Date Fri, 13 Dec 2002 19:31:23 GMT
Hi Brian,

I've read rapidly through the analyser's code, but I'm in no way a 
lucene master. If I understood your statement correctly, you are saying 
that we would multiply the number of tokens by 1.5 per tokeniser it 
uses. A potential "optimisation" would be that sometimes the string 
could be reused since it's immutable as well.

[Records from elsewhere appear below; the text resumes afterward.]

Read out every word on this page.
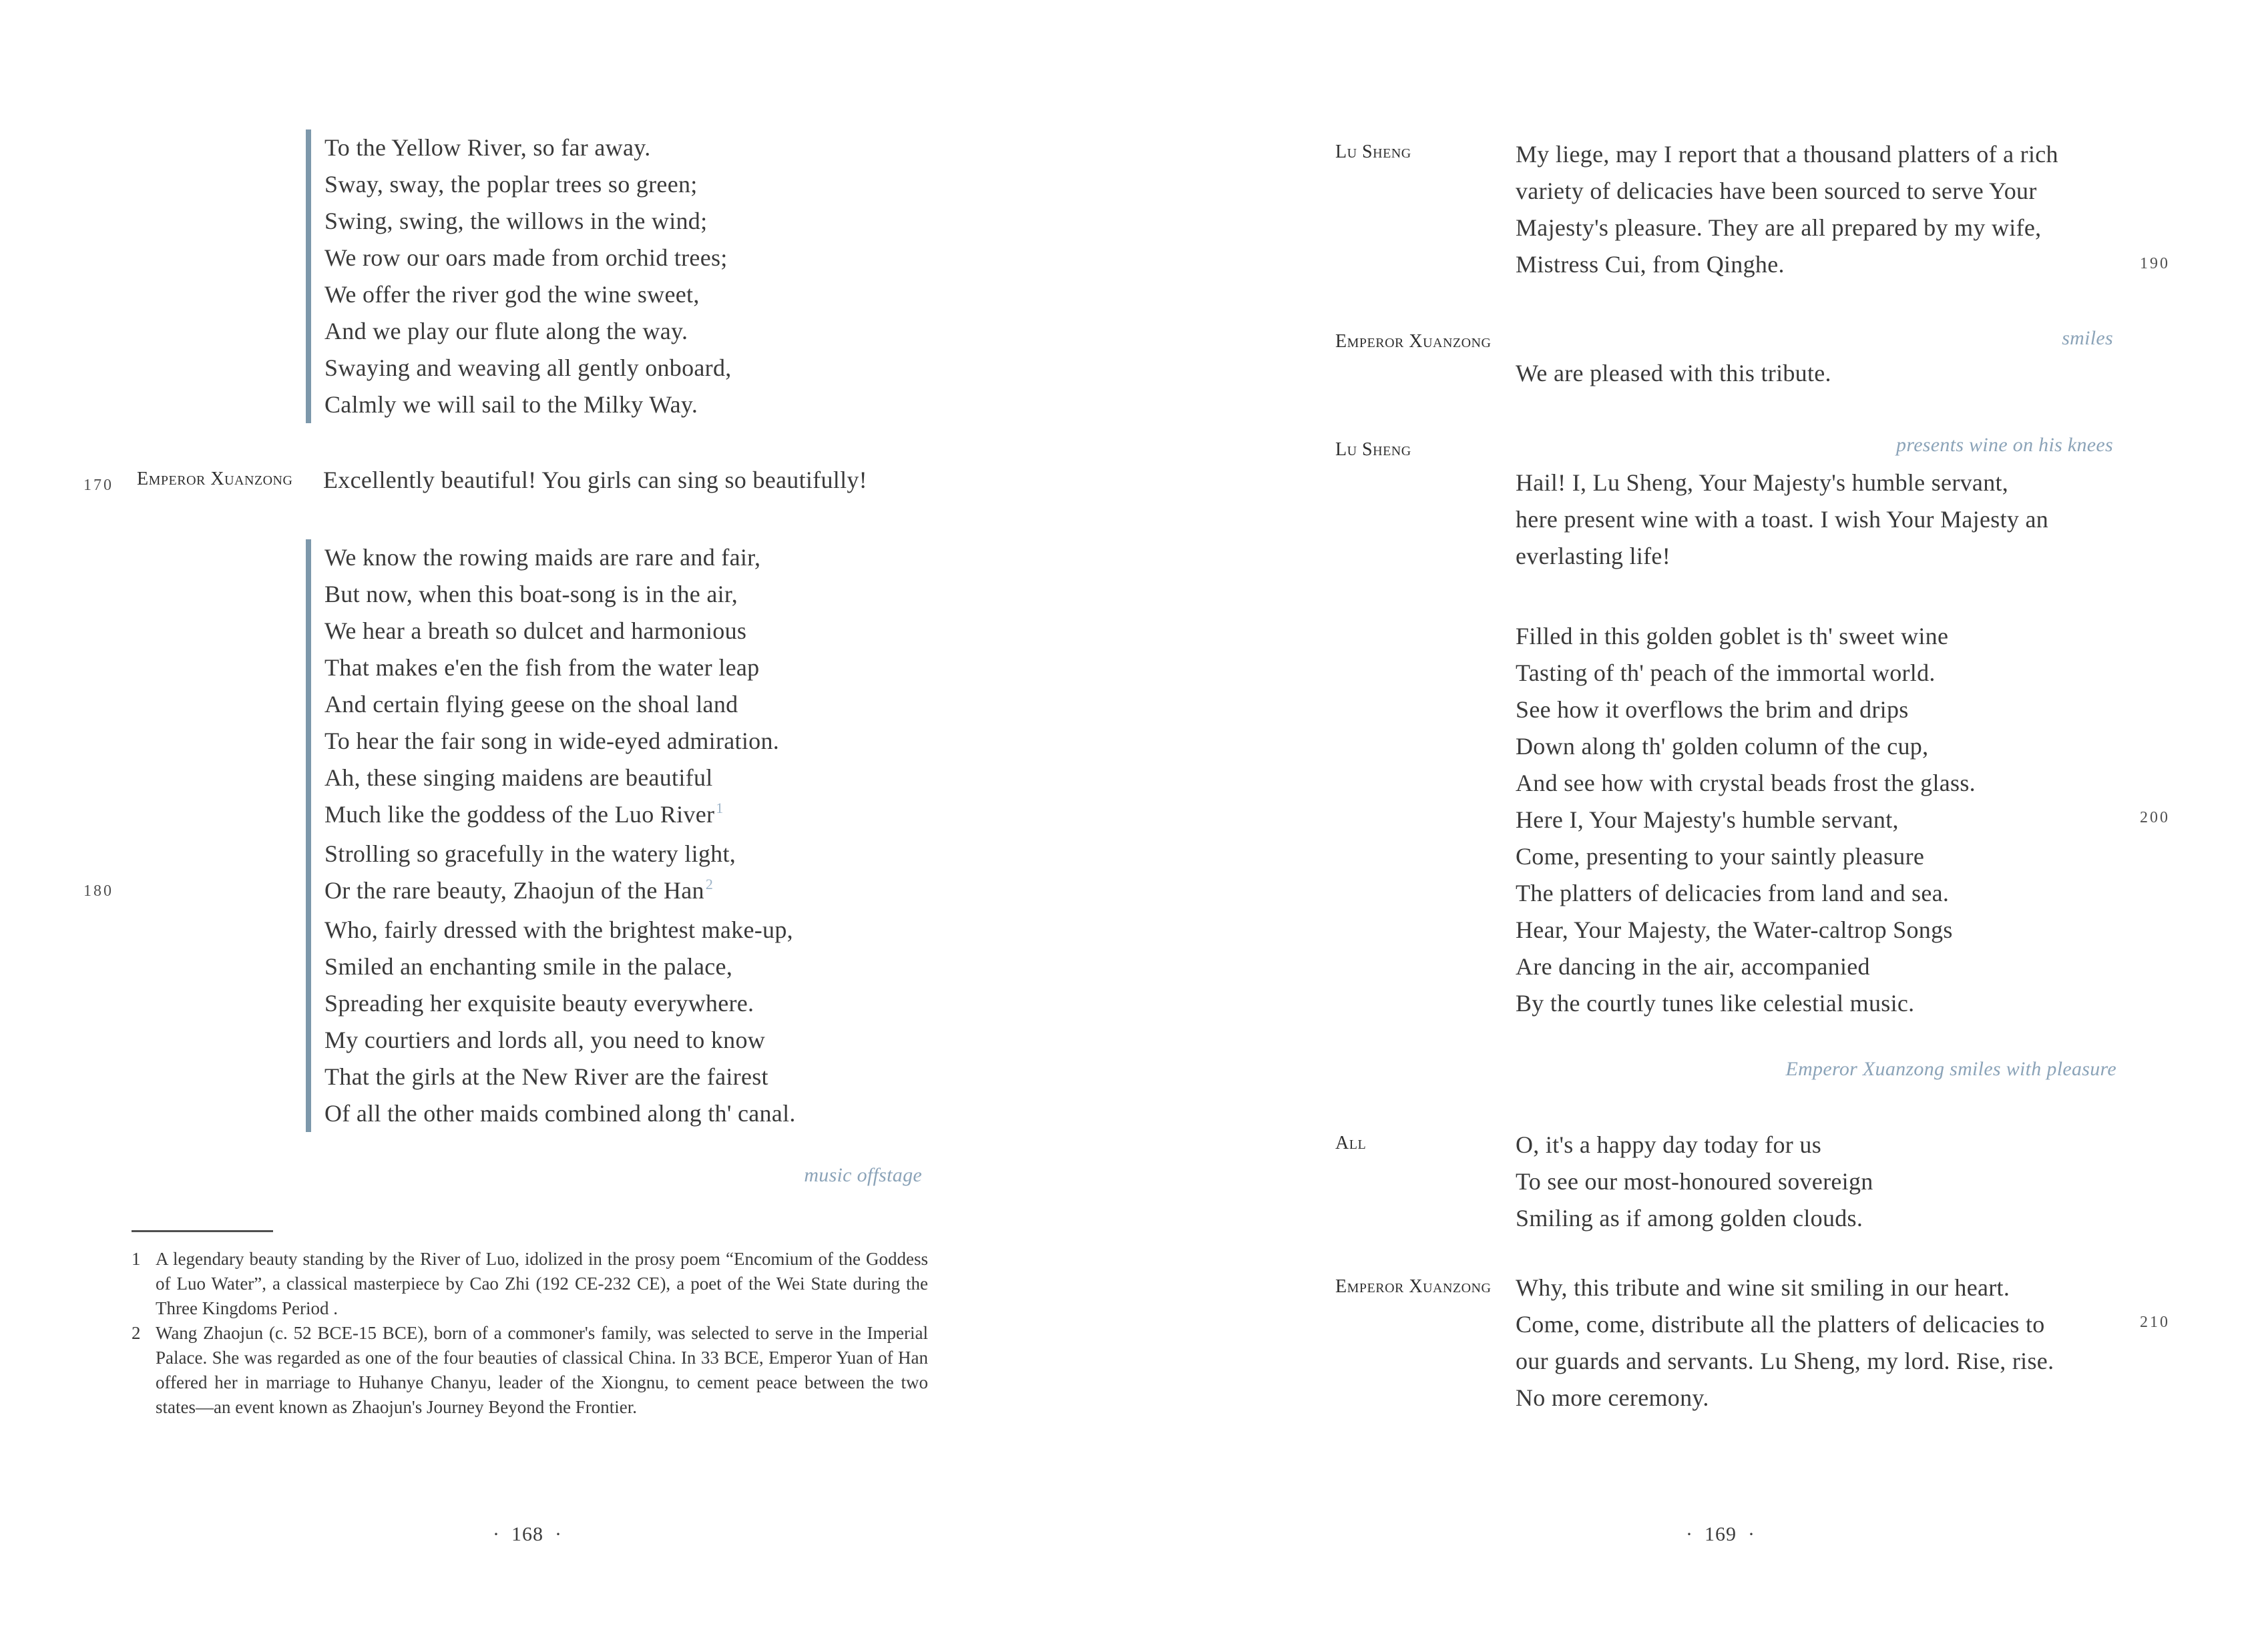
To the Yellow River, so far away.
Sway, sway, the poplar trees so green;
Swing, swing, the willows in the wind;
We row our oars made from orchid trees;
We offer the river god the wine sweet,
And we play our flute along the way.
Swaying and weaving all gently onboard,
Calmly we will sail to the Milky Way.
170 Emperor Xuanzong Excellently beautiful! You girls can sing so beautifully!
We know the rowing maids are rare and fair,
But now, when this boat-song is in the air,
We hear a breath so dulcet and harmonious
That makes e'en the fish from the water leap
And certain flying geese on the shoal land
To hear the fair song in wide-eyed admiration.
Ah, these singing maidens are beautiful
Much like the goddess of the Luo River$^1$
Strolling so gracefully in the watery light,
Or the rare beauty, Zhaojun of the Han$^2$
Who, fairly dressed with the brightest make-up,
Smiled an enchanting smile in the palace,
Spreading her exquisite beauty everywhere.
My courtiers and lords all, you need to know
That the girls at the New River are the fairest
Of all the other maids combined along th' canal.
180
music offstage
1 A legendary beauty standing by the River of Luo, idolized in the prosy poem “Encomium of the Goddess of Luo Water”, a classical masterpiece by Cao Zhi (192 CE-232 CE), a poet of the Wei State during the Three Kingdoms Period .
2 Wang Zhaojun (c. 52 BCE-15 BCE), born of a commoner's family, was selected to serve in the Imperial Palace. She was regarded as one of the four beauties of classical China. In 33 BCE, Emperor Yuan of Han offered her in marriage to Huhanye Chanyu, leader of the Xiongnu, to cement peace between the two states—an event known as Zhaojun's Journey Beyond the Frontier.
·  168  ·
Lu Sheng	My liege, may I report that a thousand platters of a rich
variety of delicacies have been sourced to serve Your
Majesty's pleasure. They are all prepared by my wife,
Mistress Cui, from Qinghe.	190
Emperor Xuanzong	smiles
We are pleased with this tribute.
Lu Sheng	presents wine on his knees
Hail! I, Lu Sheng, Your Majesty's humble servant,
here present wine with a toast. I wish Your Majesty an
everlasting life!
Filled in this golden goblet is th' sweet wine
Tasting of th' peach of the immortal world.
See how it overflows the brim and drips
Down along th' golden column of the cup,
And see how with crystal beads frost the glass.
Here I, Your Majesty's humble servant,
Come, presenting to your saintly pleasure
The platters of delicacies from land and sea.
Hear, Your Majesty, the Water-caltrop Songs
Are dancing in the air, accompanied
By the courtly tunes like celestial music.
200
Emperor Xuanzong smiles with pleasure
All	O, it's a happy day today for us
To see our most-honoured sovereign
Smiling as if among golden clouds.
Emperor Xuanzong Why, this tribute and wine sit smiling in our heart.
Come, come, distribute all the platters of delicacies to
our guards and servants. Lu Sheng, my lord. Rise, rise.
No more ceremony.
210
·  169  ·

Personally, I believe it would be cleaner to make it immutable (I think 
that's why this thread started), so +1.


Brian Goetz wrote:

>>I suppose org.apache.lucene.analysis.LowerCaseFilter and
>>PorterStemFilter modify the Token termText property as an
>>optimization. Their next() method will be called once for each token
>>for each filter in the chain of filters during analysis. Creating a
>>new Token for every modification could create a _lot_ of objects to
>>be garbage collected.
>Well, in the worst case, it would multiply by 1.5 the number of
>objects created by the tokenization process, since the Token is mostly
>a wrapper for the term text (a String), and the term text needs to be
>created regardless (two objects -- the String object and its
>underlying char array.)  And if the term text is put together with
>StringBuffer operations (explicitly or implicitly), that's more
>objects.  But the most likely case is considerably better; there are
>lots of other intermediate objects created as a result of
>tokenization, too.  I'm guessing that you're talking about no more
>than a 15% increase in garbage creation during this particular part of
>the process.  And JVMs have gotten a LOT smarter about dealing with
>temporary intermediate objects.
>Immutability has a lot of advantages.  True, it sometimes means a
>performance hit.  But are you sure we've really got one here?  First,
>the time spent in tokenization is a small percentage of Lucene's
>overall work, as searches are generally more frequent than additions
>(otherwise we'd just use grep.)  Second, does anyone feel that
>Lucene's tokenization is too slow?  I sure don't.  
>Unless someone can demonstrate a real performance problem, I think
>we're better off doing it "right" -- make Term immutable.